Chronic inflammation has been linked to cancer progression and metastasis. Reactive oxygen species (ROS) induce inflammatory responses, and prolonged ROS production is considered to lead to chronic inflammation. Mitochondria are a major source of ROS production in a cell. However, the mechanism of how mitochondrial ROS by Lon regulates cancer metastasis in the tumor microenvironment (TME) remains unclear. Dr. Alan Yueh-Luen Lee and team from the National Institute of Cancer Research identified pyrroline-5-carboxylate reductase 1 (PYCR1) as a client of chaperone Lon, which induces mitochondrial ROS by Lon.
The team further demonstrated that upregulation of mitochondrial Lon induces epithelial-mesenchymal transition (EMT) and angiogenesis through mitochondrial ROS-dependent p38-NF-κB pathways.
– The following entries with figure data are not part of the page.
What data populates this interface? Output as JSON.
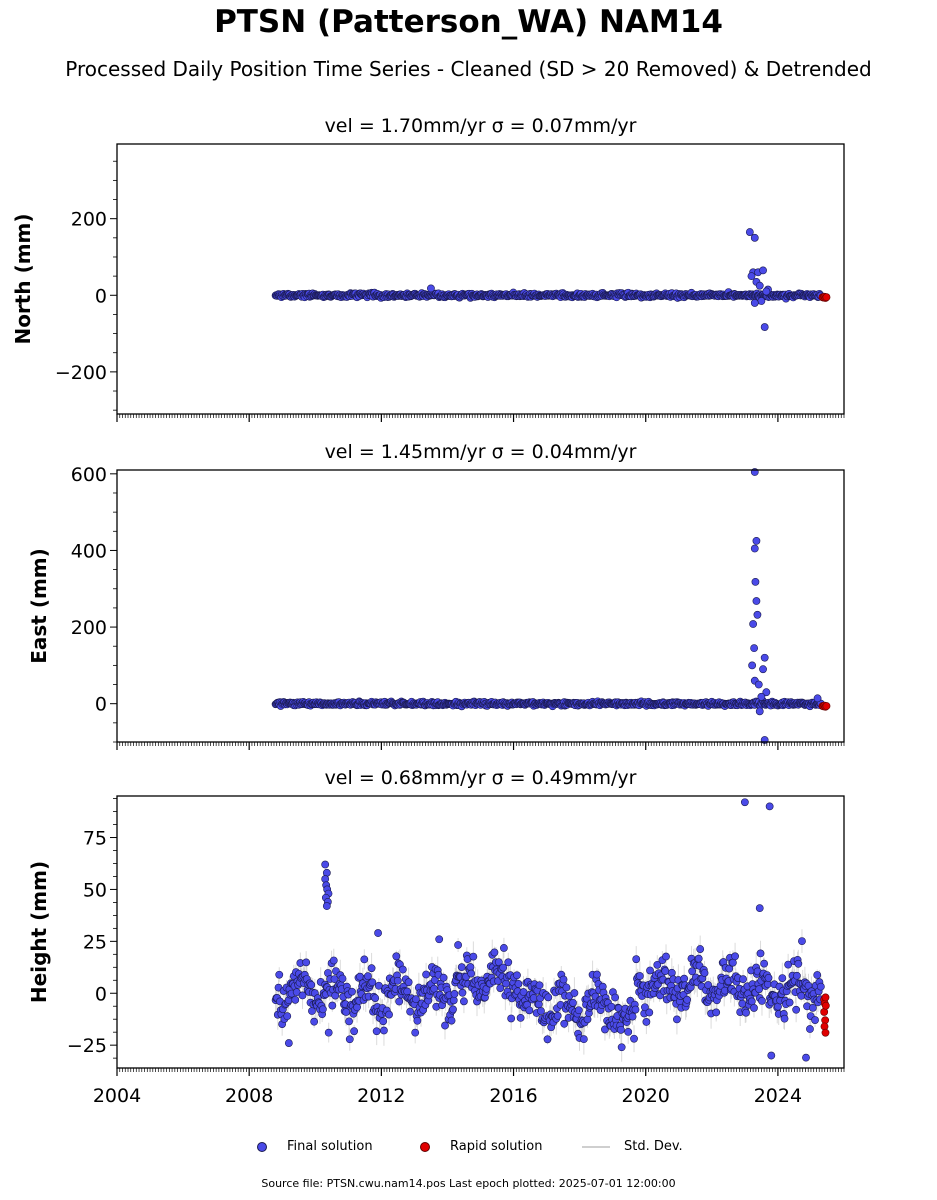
{
  "title": "PTSN (Patterson_WA) NAM14",
  "subtitle": "Processed Daily Position Time Series - Cleaned (SD > 20 Removed) & Detrended",
  "colors": {
    "final": "#4a4ae8",
    "final_edge": "#1a1a50",
    "rapid": "#e00000",
    "std": "#bdbdbd"
  },
  "legend": {
    "final_label": "Final solution",
    "rapid_label": "Rapid solution",
    "std_label": "Std. Dev."
  },
  "footnote": "Source file: PTSN.cwu.nam14.pos  Last epoch plotted: 2025-07-01 12:00:00",
  "chart_data": [
    {
      "type": "scatter",
      "panel_title": "vel = 1.70mm/yr   σ = 0.07mm/yr",
      "ylabel": "North (mm)",
      "xlim": [
        2004.0,
        2026.0
      ],
      "ylim": [
        -310,
        395
      ],
      "yticks": [
        -200,
        0,
        200
      ],
      "ytick_labels": [
        "−200",
        "0",
        "200"
      ],
      "xticks": [
        2004,
        2008,
        2012,
        2016,
        2020,
        2024
      ],
      "xtick_labels": [],
      "final_range": [
        2008.8,
        2025.3
      ],
      "final_noise_sd": 2.5,
      "std_typical": 1.5,
      "outliers": [
        [
          2013.5,
          18
        ],
        [
          2023.15,
          165
        ],
        [
          2023.3,
          150
        ],
        [
          2023.25,
          60
        ],
        [
          2023.4,
          60
        ],
        [
          2023.2,
          50
        ],
        [
          2023.55,
          65
        ],
        [
          2023.6,
          -83
        ],
        [
          2023.35,
          35
        ],
        [
          2023.45,
          25
        ],
        [
          2023.5,
          -15
        ],
        [
          2023.7,
          15
        ],
        [
          2023.3,
          -20
        ],
        [
          2023.65,
          10
        ]
      ],
      "rapid": [
        [
          2025.35,
          -5
        ],
        [
          2025.38,
          -6
        ],
        [
          2025.41,
          -4
        ],
        [
          2025.44,
          -7
        ],
        [
          2025.47,
          -5
        ]
      ]
    },
    {
      "type": "scatter",
      "panel_title": "vel = 1.45mm/yr   σ = 0.04mm/yr",
      "ylabel": "East (mm)",
      "xlim": [
        2004.0,
        2026.0
      ],
      "ylim": [
        -100,
        610
      ],
      "yticks": [
        0,
        200,
        400,
        600
      ],
      "ytick_labels": [
        "0",
        "200",
        "400",
        "600"
      ],
      "xticks": [
        2004,
        2008,
        2012,
        2016,
        2020,
        2024
      ],
      "xtick_labels": [],
      "final_range": [
        2008.8,
        2025.3
      ],
      "final_noise_sd": 2.5,
      "std_typical": 1.5,
      "outliers": [
        [
          2023.3,
          608
        ],
        [
          2023.35,
          425
        ],
        [
          2023.3,
          405
        ],
        [
          2023.32,
          318
        ],
        [
          2023.35,
          268
        ],
        [
          2023.38,
          232
        ],
        [
          2023.25,
          208
        ],
        [
          2023.28,
          145
        ],
        [
          2023.22,
          100
        ],
        [
          2023.6,
          120
        ],
        [
          2023.55,
          90
        ],
        [
          2023.3,
          60
        ],
        [
          2023.42,
          50
        ],
        [
          2023.65,
          30
        ],
        [
          2023.5,
          18
        ],
        [
          2023.6,
          -95
        ],
        [
          2023.45,
          -20
        ],
        [
          2025.2,
          14
        ]
      ],
      "rapid": [
        [
          2025.35,
          -6
        ],
        [
          2025.38,
          -7
        ],
        [
          2025.41,
          -5
        ],
        [
          2025.44,
          -8
        ],
        [
          2025.47,
          -6
        ]
      ]
    },
    {
      "type": "scatter",
      "panel_title": "vel = 0.68mm/yr   σ = 0.49mm/yr",
      "ylabel": "Height (mm)",
      "xlim": [
        2004.0,
        2026.0
      ],
      "ylim": [
        -36,
        95
      ],
      "yticks": [
        -25,
        0,
        25,
        50,
        75
      ],
      "ytick_labels": [
        "−25",
        "0",
        "25",
        "50",
        "75"
      ],
      "xticks": [
        2004,
        2008,
        2012,
        2016,
        2020,
        2024
      ],
      "xtick_labels": [
        "2004",
        "2008",
        "2012",
        "2016",
        "2020",
        "2024"
      ],
      "final_range": [
        2008.8,
        2025.3
      ],
      "final_noise_sd": 5.5,
      "std_typical": 4.5,
      "seasonal_amplitude": 6,
      "segment_offsets": [
        [
          2008.8,
          2014.2,
          0
        ],
        [
          2014.2,
          2016.2,
          5
        ],
        [
          2016.2,
          2019.2,
          -6
        ],
        [
          2019.2,
          2019.7,
          -16
        ],
        [
          2019.7,
          2022.5,
          4
        ],
        [
          2022.5,
          2025.3,
          2
        ]
      ],
      "outliers": [
        [
          2010.3,
          62
        ],
        [
          2010.35,
          58
        ],
        [
          2010.3,
          55
        ],
        [
          2010.33,
          52
        ],
        [
          2010.36,
          50
        ],
        [
          2010.4,
          48
        ],
        [
          2010.32,
          46
        ],
        [
          2010.38,
          44
        ],
        [
          2010.35,
          42
        ],
        [
          2011.9,
          29
        ],
        [
          2013.75,
          26
        ],
        [
          2009.2,
          -24
        ],
        [
          2023.0,
          92
        ],
        [
          2023.75,
          90
        ],
        [
          2023.45,
          41
        ],
        [
          2023.8,
          -30
        ],
        [
          2024.85,
          -31
        ]
      ],
      "rapid": [
        [
          2025.4,
          -3
        ],
        [
          2025.42,
          -5
        ],
        [
          2025.44,
          -2
        ],
        [
          2025.4,
          -9
        ],
        [
          2025.43,
          -13
        ],
        [
          2025.41,
          -16
        ],
        [
          2025.44,
          -19
        ],
        [
          2025.45,
          -6
        ]
      ]
    }
  ]
}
Mitochondrial Lon induced ROS-dependent production of inflammatory cytokines, such as TGF-β, IL-6, IL-13, and VEGF-A, which consequently activated EMT, angiogenesis, and M2 macrophage polarization. In addition, Lon expression was induced upon the activation and M2 polarization of macrophages, which further promoted M2 macrophages to enhance the immunosuppressive microenvironment and metastatic behaviors in the TME. These findings raised the possibility that manipulation of the mitochondrial redox balance in the TME may serve as a therapeutic strategy to improve T cell function in cancer immunotherapy. The above findings have been published in Cancer Letters (2020 Jan 24;474:138-150).
Citation: Kuo, CL; Chou, HY; Chiu, YC; Cheng, AN; Fan, CC; Chang, YN; Chen, CH; Jiang, SS; Chen, NJ; Lee, AYL. Mitochondrial oxidative stress by Lon-PYCR1 maintains an immunosuppressive tumor microenvironment that promotes cancer progression and metastasis. Cancer Letters (2020 Jan 24;474:138-150).